Her fear of being deported is yielding to a conviction that illegal workers need to speak up. With the Chicago Workers’ Collaborative, an advocacy group for low-wage workers, she helped organize a petition drive last year backed by local churches. The petitions urged her restaurant’s franchise owner not to take action after the Social Security Administration sent “no match” letters.
The routine letters listed names of employees whose Social Security numbers didn’t match the agency’s databases.
“We told [the manager] that our Social Security numbers were not good, and we could not go to Social Security” to change them, she said, adding, “He already knew.”
So she and her co-workers continue using fake numbers, paying taxes for benefits they will never collect.
How much are we talking about here? How much money is sitting in Social Security ‘s coffers that is being paid in by undocumented workers using fake SSN cards… that will never be paid out in benefits? Does the money go to the account of a real person whose number happens to match the fake one? Or if that person is dead, do their survivors get mysterious death benefits? Or does it just sit there, making the bottom line look better? Or…?
I don’t know how accurate an answer I’m getting, but after Googling around, I’ve got a few ideas:
According to the National Immigration Forum, from a New York Times article, about 1.5% of total reported wages. It gets combined into a massive “suspense file,” currently holding billions. The money accounts for about 10% of the Social Security surplus.

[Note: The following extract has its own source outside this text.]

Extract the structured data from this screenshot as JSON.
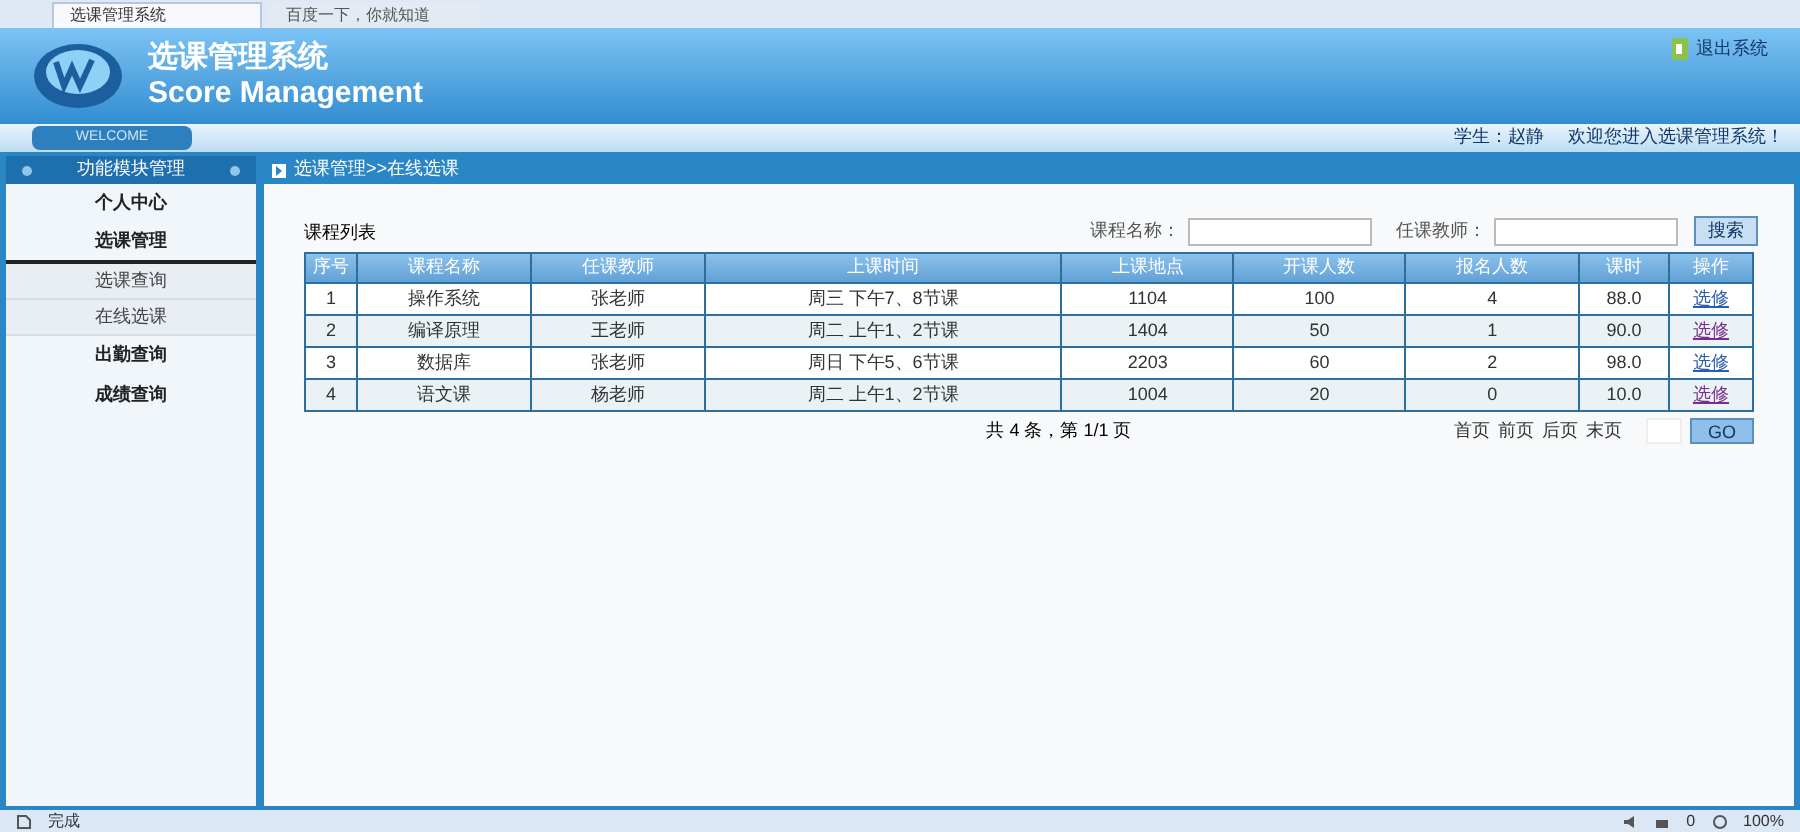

But does it just sit there, earning interest?
Meanwhile, sympathetic as I am to their plight, I’d probably be just as angry, outraged, and xenophobic as this guy if someone with fake papers started using my SSN on their W-2s and I was suspended from work until the matter was resolved to the government’s satisfaction. I wouldn’t start typing ILLEGAL ALIEN in all caps, though. Too loaded, too jingoistic, too much like the yappers on the Right. I’ll stick to “undocumented workers” for now.